«Wir war­ten, dass wir unser Leben leben können.»

  • Nach wie vor war­ten im Aar­gau vie­le jun­ge Flücht­lin­ge auf ihren Asy­l­ent­scheid. Man­che kön­nen seit über zwei Jah­ren weder arbei­ten noch eine Aus­bil­dung beginnen.
  • Das Pro­gramm «Bil­dung, Begeg­nung und Beschäf­ti­gung» von Netz­werk Asyl Aar­gau bie­tet Asyl­su­chen­den die Mög­lich­keit, Deutsch­kennt­nis­se zu ver­tie­fen, Kon­tak­te zu knüp­fen und mehr über die Schweiz zu erfah­ren. Eine will­kom­men­de Berei­che­rung ins­be­son­de­re für die im Asyl­ver­fah­ren ste­hen­den Flüchtlinge.
 Zusam­men mit über 30 meist jun­gen Flücht­lin­gen hat sich Roni­ban am Sams­tag­nach­mit­tag, 18. Novem­ber, auf dem Lenz­bur­ger Zeug­haus­are­al ein­ge­fun­den. Das Pro­gramm «Bil­dung, Begeg­nung und Beschäf­ti­gung» von Netz­werk Asyl Aar­gau lädt in Zusam­men­ar­beit mit der Fach­stel­le Bil­dung und Prop­stei der Römisch-Katho­li­schen Lan­des­kir­che Aar­gau zum Besuch der Aus­stel­lung «Hei­mat». Die 23-jäh­ri­ge Kur­din aus Syri­en ist zusam­men mit ihren Geschwi­stern aus Syri­en geflüch­tet, lebt in der Asyl­un­ter­kunft in Woh­len und war­tet auf ihren Asy­l­ent­scheid. Der Aus­flug nach Lenz­burg ist für die jun­ge Frau, die bereits ziem­lich gut Deutsch spricht, eine will­kom­me­ne Abwechs­lung. Denn Arbei­ten oder eine Vor­leh­re begin­nen dür­fen die im Ver­fah­ren ste­hen­den Flücht­lin­ge in der Schweiz nicht – auch wenn sie wol­len. Das War­ten bestimmt ihren All­tag.
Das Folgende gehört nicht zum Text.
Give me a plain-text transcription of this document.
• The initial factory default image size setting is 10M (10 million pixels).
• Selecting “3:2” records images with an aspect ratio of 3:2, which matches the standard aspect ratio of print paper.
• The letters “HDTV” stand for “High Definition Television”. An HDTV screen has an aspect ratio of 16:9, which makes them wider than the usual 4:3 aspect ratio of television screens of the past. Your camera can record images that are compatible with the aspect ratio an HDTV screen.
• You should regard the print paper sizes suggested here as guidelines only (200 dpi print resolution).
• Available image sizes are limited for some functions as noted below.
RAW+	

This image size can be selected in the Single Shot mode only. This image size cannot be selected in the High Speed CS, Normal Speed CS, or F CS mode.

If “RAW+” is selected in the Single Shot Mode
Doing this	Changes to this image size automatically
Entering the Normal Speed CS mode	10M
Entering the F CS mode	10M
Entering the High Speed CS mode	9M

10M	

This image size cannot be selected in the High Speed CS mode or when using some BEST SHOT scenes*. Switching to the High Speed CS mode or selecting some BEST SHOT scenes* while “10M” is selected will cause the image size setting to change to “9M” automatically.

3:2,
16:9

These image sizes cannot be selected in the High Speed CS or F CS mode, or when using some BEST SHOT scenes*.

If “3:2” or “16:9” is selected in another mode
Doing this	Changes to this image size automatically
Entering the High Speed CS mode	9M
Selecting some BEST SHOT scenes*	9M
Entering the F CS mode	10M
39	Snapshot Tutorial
Lan­ge­wei­le und ver­ord­ne­tes Nichtstun

Man habe mit 20 Per­so­nen gerech­net, nun sei­en über 30 Flücht­lin­ge gekom­men, freut sich Myros­la­va Rap, Fach­mit­ar­bei­te­rin für Inte­gra­ti­on bei der Fach­stel­le Bil­dung und Prop­stei der Römisch-Katho­li­schen Lan­des­kir­che Aar­gau. Und den mei­sten geht es wie Roni­ban: Sie haben den «N‑Ausweis» und lang­wei­len sich, weil sie «nichts tun dür­fen». Der 19-jäh­ri­ge Eqbal aus Afgha­ni­stan war­tet bereits seit über zwei Jah­ren. «Wir war­ten dar­auf, dass wir unser Leben leben kön­nen», bringt es Roni­ban auf den Punkt.Die Sams­tag­nach­mit­ta­ge des Pro­gramms «Bil­dung, Begeg­nung und Beschäf­ti­gung» bie­ten anhand einer sinn­vol­len Frei­zeit­be­schäf­ti­gung nicht nur ver­tief­ten Deutsch­un­ter­richt, «die Flücht­lin­ge ler­nen auch etwas über unse­re Kul­tur und haben die Mög­lich­keit, Kon­tak­te zu knüp­fen», erklärt Esther Mei­le, die sich als Frei­wil­li­ge an die­sen Nach­mit­ta­gen enga­giert. Ange­dacht war das Pro­gramm, das in Zusam­men­ar­beit mit «Jugend­rot­kreuz Aar­gau» orga­ni­siert wird, jeweils auch als Mög­lich­keit, Flücht­lin­ge mit der loka­len Bevöl­ke­rung zusam­men­zu­brin­gen. Doch das hat noch nicht wie erhofft funk­tio­niert, räumt Fran­ce­s­ca Gia­co­min von der Pro­jekt­lei­tung ein. Zu den Akti­vi­tä­ten – von Besu­chen in einem Ker­kraft­werk, einer Ker­richt­ver­bren­nungs­an­la­ge und ver­schie­de­nen kan­to­na­len Ein­rich­tun­gen bis hin zu Sport – kämen in der Regel nur Flücht­lin­ge und frei­wil­lig Enga­gier­te aus dem Pro­gramm.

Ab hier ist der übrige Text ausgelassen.